For several months I have been writing software without writing any compilable code. Most of it has been in Go but there has been plenty of SQL, JavaScript, HTML and a smattering of other languages. The code is not bad either. Claude writes most of it for me, and this is no longer an unusual or emerging pattern — it is simply how software gets built now.
This brings a new problem: trust. When you aren't the one writing the code, how do you know it's doing what you think it's doing? How do you know it's not quietly accumulating debt in every corner? How do you know the thing you shipped last Tuesday isn't misbehaving in some edge case you haven't hit yet?
In fact, it's not a new problem at all.
Senior leaders in organisations have been grappling with exactly this for a very long time. If you aren't making the widgets, how can you be sure the widgets coming off the production line are actually what you want? A factory floor manager doesn't stand at every lathe. A CFO doesn't reconcile every ledger entry. They rely on dashboards, reports, exceptions, and the occasional deep dive. The signal that something is wrong comes from the numbers, not from intuition built by doing the work themselves.
Software engineers are now in exactly the same position.
The observability stack — metrics, traces, logs, dashboards, alerts — is no longer just infrastructure plumbing for the ops team. It is the primary way an engineer understands what their software is actually doing. When an agent writes a database query that looks reasonable but performs terribly under load, you won't always catch that by reading the code. You'll catch it in a slow query log or a latency spike on a dashboard. When a background job is silently failing on edge cases, the first sign won't be a code review comment — it'll be a metric that's off or an alert that fires at 2am. The engineer who can read those signals quickly, trace them to a cause, and steer the agent to fix them is the one who ships reliable software.

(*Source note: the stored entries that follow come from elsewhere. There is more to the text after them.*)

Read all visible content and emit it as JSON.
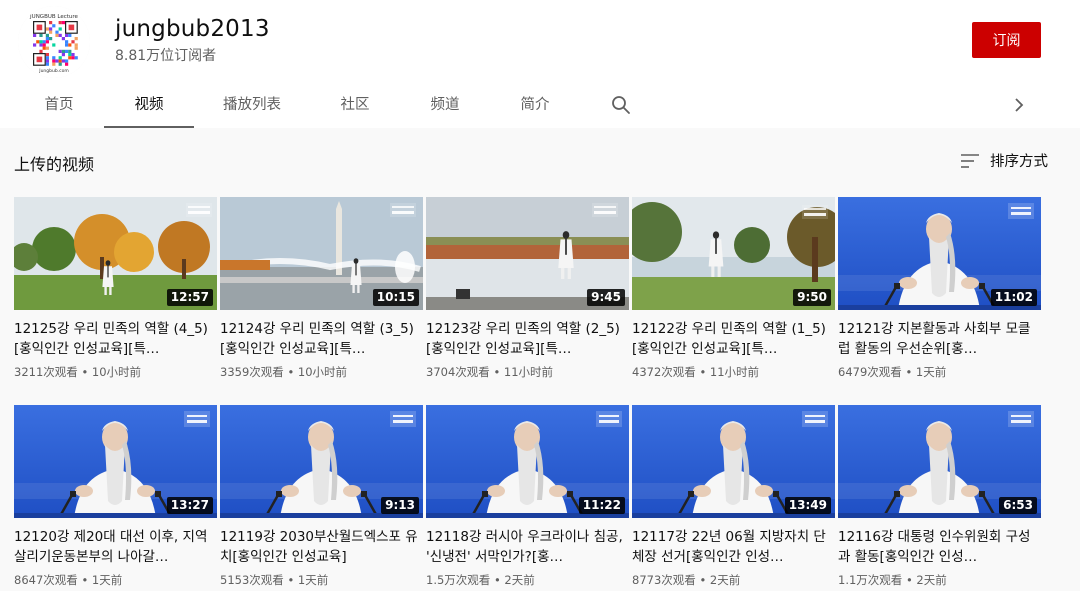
{
  "channel": {
    "name": "jungbub2013",
    "subscribers": "8.81万位订阅者",
    "subscribe_label": "订阅",
    "logo_text_top": "JUNGBUB Lecture",
    "logo_text_bottom": "Jungbub.com"
  },
  "tabs": [
    {
      "label": "首页",
      "active": false
    },
    {
      "label": "视频",
      "active": true
    },
    {
      "label": "播放列表",
      "active": false
    },
    {
      "label": "社区",
      "active": false
    },
    {
      "label": "频道",
      "active": false
    },
    {
      "label": "简介",
      "active": false
    }
  ],
  "icons": {
    "search": "search-icon",
    "next": "chevron-right-icon",
    "sort": "sort-icon"
  },
  "section": {
    "title": "上传的视频",
    "sort_label": "排序方式"
  },
  "colors": {
    "subscribe": "#cc0000",
    "studio_blue": "#2a5bd8"
  },
  "videos": [
    {
      "title": "12125강 우리 민족의 역할 (4_5)[홍익인간 인성교육][특…",
      "duration": "12:57",
      "views": "3211次观看",
      "age": "10小时前",
      "scene": "autumn"
    },
    {
      "title": "12124강 우리 민족의 역할 (3_5)[홍익인간 인성교육][특…",
      "duration": "10:15",
      "views": "3359次观看",
      "age": "10小时前",
      "scene": "fountain"
    },
    {
      "title": "12123강 우리 민족의 역할 (2_5)[홍익인간 인성교육][특…",
      "duration": "9:45",
      "views": "3704次观看",
      "age": "11小时前",
      "scene": "lake"
    },
    {
      "title": "12122강 우리 민족의 역할 (1_5)[홍익인간 인성교육][특…",
      "duration": "9:50",
      "views": "4372次观看",
      "age": "11小时前",
      "scene": "park"
    },
    {
      "title": "12121강 지본활동과 사회부 모클럽 활동의 우선순위[홍…",
      "duration": "11:02",
      "views": "6479次观看",
      "age": "1天前",
      "scene": "studio"
    },
    {
      "title": "12120강 제20대 대선 이후, 지역살리기운동본부의 나아갈…",
      "duration": "13:27",
      "views": "8647次观看",
      "age": "1天前",
      "scene": "studio"
    },
    {
      "title": "12119강 2030부산월드엑스포 유치[홍익인간 인성교육]",
      "duration": "9:13",
      "views": "5153次观看",
      "age": "1天前",
      "scene": "studio"
    },
    {
      "title": "12118강 러시아 우크라이나 침공, '신냉전' 서막인가?[홍…",
      "duration": "11:22",
      "views": "1.5万次观看",
      "age": "2天前",
      "scene": "studio"
    },
    {
      "title": "12117강 22년 06월 지방자치 단체장 선거[홍익인간 인성…",
      "duration": "13:49",
      "views": "8773次观看",
      "age": "2天前",
      "scene": "studio"
    },
    {
      "title": "12116강 대통령 인수위원회 구성과 활동[홍익인간 인성…",
      "duration": "6:53",
      "views": "1.1万次观看",
      "age": "2天前",
      "scene": "studio"
    }
  ]
}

Like any good manager, the software engineer will review finished work, conduct post-incident reviews, guide agents along the way, and occasionally get close to the code. Some will even write the occasional bit themselves. But the machine does it far, far more efficiently, so the nature of the job has fundamentally shifted. You are now the accountable party, not the implementer.
Software engineering in its traditional form is not a credible long-term career path. Software production management — owning the outcome, reading the signals, steering the agents — will boom over the next few years. And the foundational skill underneath all of it is observability.
If you can't see inside the machine, you can't manage it.